Many of the most surprising recorded videos have received over a million views, including a Minecraft-style Among Us crossover with a thumbnail depicting a man laying down under a woman with a cut-open pregnant stomach containing poop and a female avatar defecating into a box with three children nearby. Some game categories similarly popular with kids don’t appear to have this same problem. Fortnite’s hashtag is clean. Same with Roblox. The majority of the disturbing content is limited to shocking thumbnails, perhaps to get people to click.

YouTube has struggled to make its platform kid-friendly since its founding, and as it has grown into the de facto children’s network for busy parents, the problems have only compounded. In 2019, WIRED reported on how softcore child pornography videos were receiving millions of views on YouTube. These videos were monetized with pre-roll ads from game companies like 4A and Epic Games, which at that time paused ads on YouTube. YouTube also received a $170 million fine in 2019 due to its failure to uphold children’s privacy laws, including by tracking children across the internet. YouTube stopped collecting users’ data on videos popular with children.

Because of the Children's Online Privacy Protection Rule, YouTube cannot offer its services to children under 13. In a hearing last week on combating online misinformation and disinformation, lawmakers criticized YouTube’s inability to consistently enforce that rule.
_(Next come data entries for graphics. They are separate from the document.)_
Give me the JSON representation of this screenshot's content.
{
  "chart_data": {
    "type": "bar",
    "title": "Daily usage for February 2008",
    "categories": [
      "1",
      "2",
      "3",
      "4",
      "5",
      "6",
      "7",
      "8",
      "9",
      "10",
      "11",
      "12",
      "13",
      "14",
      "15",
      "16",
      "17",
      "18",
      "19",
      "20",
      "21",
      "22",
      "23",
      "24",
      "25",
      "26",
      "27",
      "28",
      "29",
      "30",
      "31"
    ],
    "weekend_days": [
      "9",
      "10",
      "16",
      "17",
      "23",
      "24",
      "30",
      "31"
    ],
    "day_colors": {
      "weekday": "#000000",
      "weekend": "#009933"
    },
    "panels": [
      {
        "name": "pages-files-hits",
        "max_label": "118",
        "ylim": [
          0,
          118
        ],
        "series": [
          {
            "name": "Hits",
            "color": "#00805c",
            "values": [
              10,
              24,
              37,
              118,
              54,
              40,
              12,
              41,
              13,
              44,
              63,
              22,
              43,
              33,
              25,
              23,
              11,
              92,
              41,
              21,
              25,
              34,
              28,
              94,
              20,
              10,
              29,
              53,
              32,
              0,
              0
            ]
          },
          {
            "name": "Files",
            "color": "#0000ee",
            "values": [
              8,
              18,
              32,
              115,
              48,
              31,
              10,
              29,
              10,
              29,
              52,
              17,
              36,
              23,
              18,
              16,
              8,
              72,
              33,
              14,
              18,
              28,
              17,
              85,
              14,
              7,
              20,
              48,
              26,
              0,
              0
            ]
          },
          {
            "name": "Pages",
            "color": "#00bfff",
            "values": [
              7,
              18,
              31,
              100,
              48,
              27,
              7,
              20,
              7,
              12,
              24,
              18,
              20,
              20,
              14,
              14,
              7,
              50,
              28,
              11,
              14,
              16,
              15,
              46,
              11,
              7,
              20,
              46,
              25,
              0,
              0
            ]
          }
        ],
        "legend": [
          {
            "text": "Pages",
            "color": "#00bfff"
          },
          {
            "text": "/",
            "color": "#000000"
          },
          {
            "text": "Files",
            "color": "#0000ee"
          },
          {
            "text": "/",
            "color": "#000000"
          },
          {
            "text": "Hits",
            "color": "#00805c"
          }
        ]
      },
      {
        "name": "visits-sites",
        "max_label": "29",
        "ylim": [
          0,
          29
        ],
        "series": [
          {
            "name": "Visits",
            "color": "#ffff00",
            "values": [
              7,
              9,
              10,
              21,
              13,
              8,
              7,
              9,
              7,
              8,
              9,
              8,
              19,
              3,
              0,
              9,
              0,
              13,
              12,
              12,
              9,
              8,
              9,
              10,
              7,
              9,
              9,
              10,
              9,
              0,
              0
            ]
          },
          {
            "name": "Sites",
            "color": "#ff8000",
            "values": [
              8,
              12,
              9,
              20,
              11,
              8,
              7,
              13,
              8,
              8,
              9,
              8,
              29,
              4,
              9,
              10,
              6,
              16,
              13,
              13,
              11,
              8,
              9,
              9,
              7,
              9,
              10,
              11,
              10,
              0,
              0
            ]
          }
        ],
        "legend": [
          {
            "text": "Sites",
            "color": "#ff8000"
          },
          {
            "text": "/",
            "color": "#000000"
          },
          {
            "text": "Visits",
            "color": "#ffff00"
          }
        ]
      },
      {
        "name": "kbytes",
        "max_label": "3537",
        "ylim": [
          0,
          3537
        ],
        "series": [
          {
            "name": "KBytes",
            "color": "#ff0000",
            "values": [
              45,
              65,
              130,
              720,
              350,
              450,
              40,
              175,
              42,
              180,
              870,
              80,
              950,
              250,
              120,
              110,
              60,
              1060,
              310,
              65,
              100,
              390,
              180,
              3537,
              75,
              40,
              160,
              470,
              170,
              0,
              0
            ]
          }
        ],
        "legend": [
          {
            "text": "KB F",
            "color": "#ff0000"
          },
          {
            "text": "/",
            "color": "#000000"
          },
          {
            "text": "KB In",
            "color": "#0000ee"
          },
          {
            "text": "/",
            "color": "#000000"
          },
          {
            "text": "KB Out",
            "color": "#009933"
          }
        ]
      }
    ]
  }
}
In response, Google CEO Sundar Pichai referenced the YouTube Kids app.

YouTube Kids has several tiers of supervision. Christine Elgersma, Common Sense Media’s senior editor for social media and learning resources, says that it’s hard to know whether disturbing content is getting through those supervision filters. “It seems what we're learning is that algorithms are easily manipulated, and that the volume of videos that need moderation extends beyond the level of human moderation YouTube is willing or able to manage,” Elgersma says. “Ideally, topics that are popular with kids would be more heavily moderated, and YouTube would be on the lookout for disturbing videos masquerading as appropriate because of all of the problems in the past.” The broader issue is that YouTube is serving content that’s inappropriate for kids through topics that appeal primarily to them, like Minecraft. “It seems that, with all of the different algorithmic adjustments that affect discoverability and continuing efforts by bad actors to make disturbing content that appears like it's more kids, this issue is a moving target,” Elgersma says.
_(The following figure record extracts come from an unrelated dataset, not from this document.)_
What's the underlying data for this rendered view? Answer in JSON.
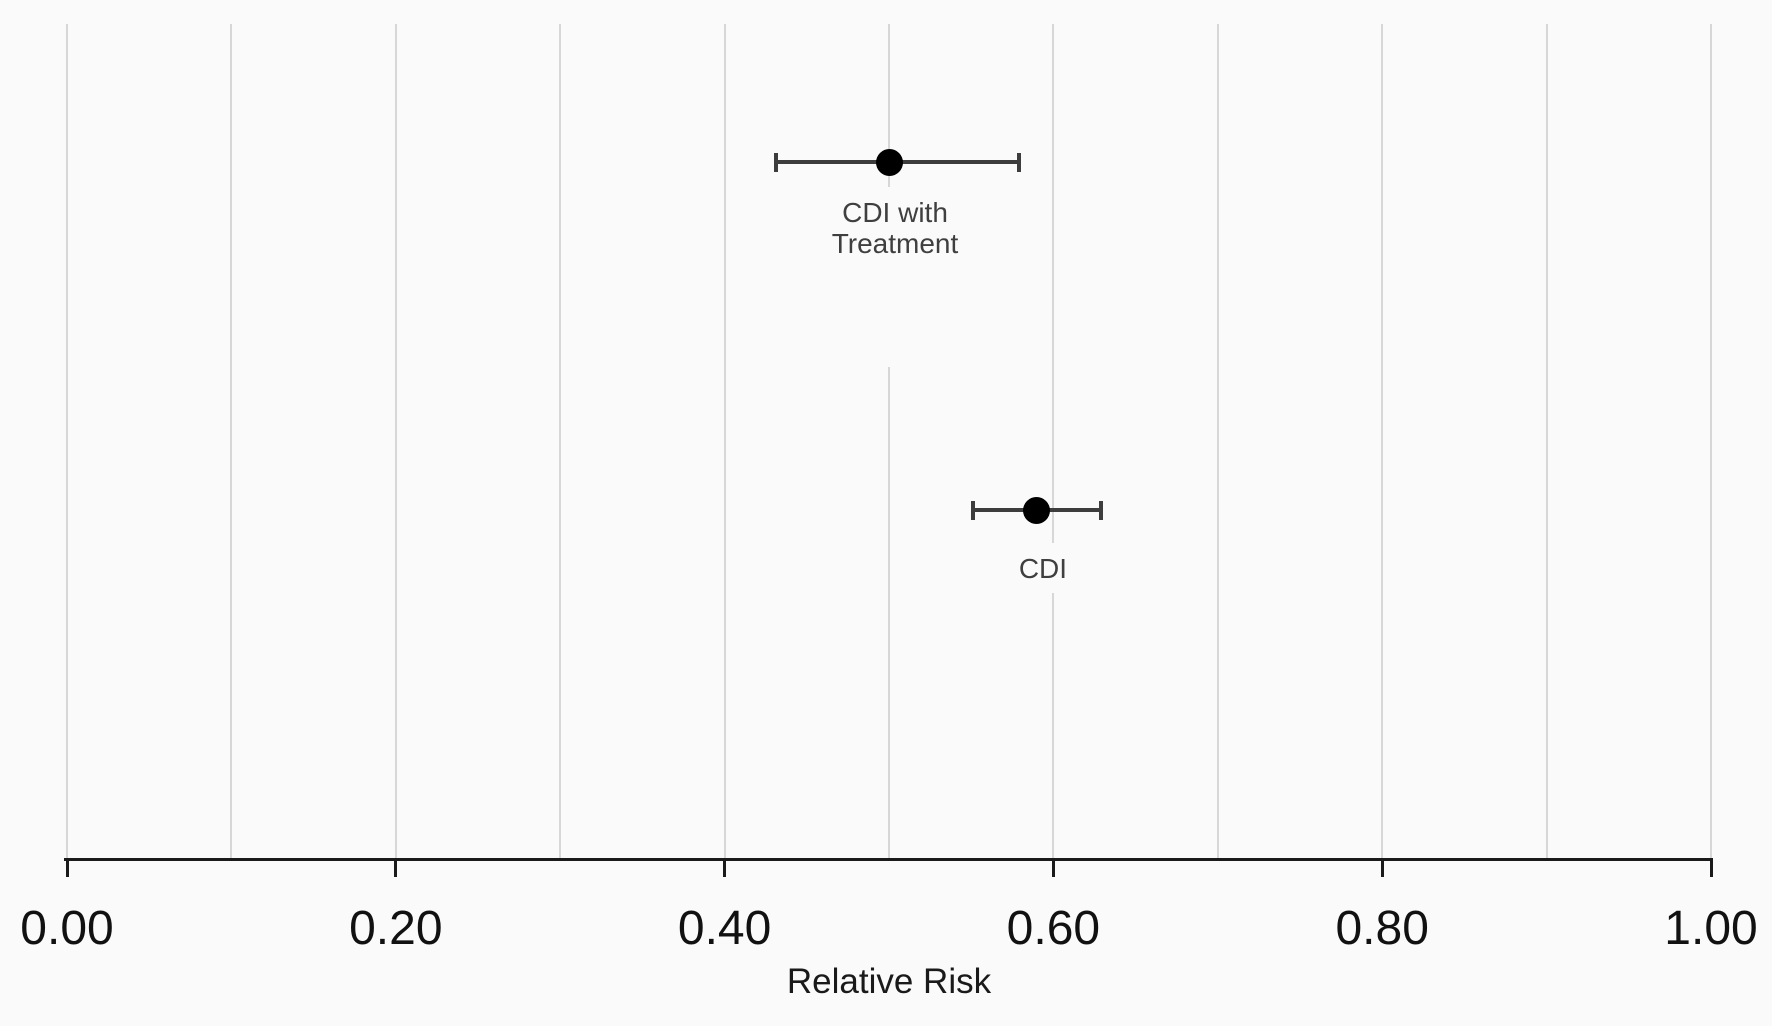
{
  "chart_data": {
    "type": "scatter",
    "subtype": "forest-plot-with-error-bars",
    "title": "",
    "xlabel": "Relative Risk",
    "ylabel": "",
    "xlim": [
      0.0,
      1.0
    ],
    "x_tick_values": [
      0.0,
      0.2,
      0.4,
      0.6,
      0.8,
      1.0
    ],
    "x_tick_labels": [
      "0.00",
      "0.20",
      "0.40",
      "0.60",
      "0.80",
      "1.00"
    ],
    "gridline_values": [
      0.0,
      0.1,
      0.2,
      0.3,
      0.4,
      0.5,
      0.6,
      0.7,
      0.8,
      0.9,
      1.0
    ],
    "grid": "vertical gridlines every 0.10, light gray, no horizontal gridlines",
    "legend": "none",
    "series": [
      {
        "label": "CDI with Treatment",
        "label_display": "CDI with\nTreatment",
        "relative_risk": 0.5,
        "ci_low": 0.43,
        "ci_high": 0.58
      },
      {
        "label": "CDI",
        "label_display": "CDI",
        "relative_risk": 0.59,
        "ci_low": 0.55,
        "ci_high": 0.63
      }
    ],
    "colors": {
      "dot": "#000000",
      "error_bar": "#3d3d3d",
      "gridline": "#d7d7d7",
      "axis": "#1a1a1a",
      "background": "#fafafa",
      "point_label_text": "#3f3f3f",
      "tick_label_text": "#111111"
    }
  }
}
WIRED shared three of the dozens of videos we found with YouTube as part of our request for comment. YouTube removed one for violating its child safety policy and another video’s thumbnail for violating its nudity and sexual content policy. “Since Elsagate, we’ve heavily invested in the systems and policies that enable us to quickly remove violative content,” says YouTube spokesperson Ivy Choi. “Because YouTube has never been for people under 13, we created YouTube Kids in 2015 and recently announced a supervised account option for parents who have decided their tweens or teens are ready to explore YouTube.”

These concerning videos attached to games on YouTube are not a direct Elsagate repeat. For one, the thumbnails are the most obviously shocking aspect of them. Also, they’re not on YouTube Kids, which is where YouTube is attempting to funnel its under-13 population. But with sexually abusive Minecraft videos just two clicks away from YouTube’s homepage, it calls into question whether YouTube has done all it can.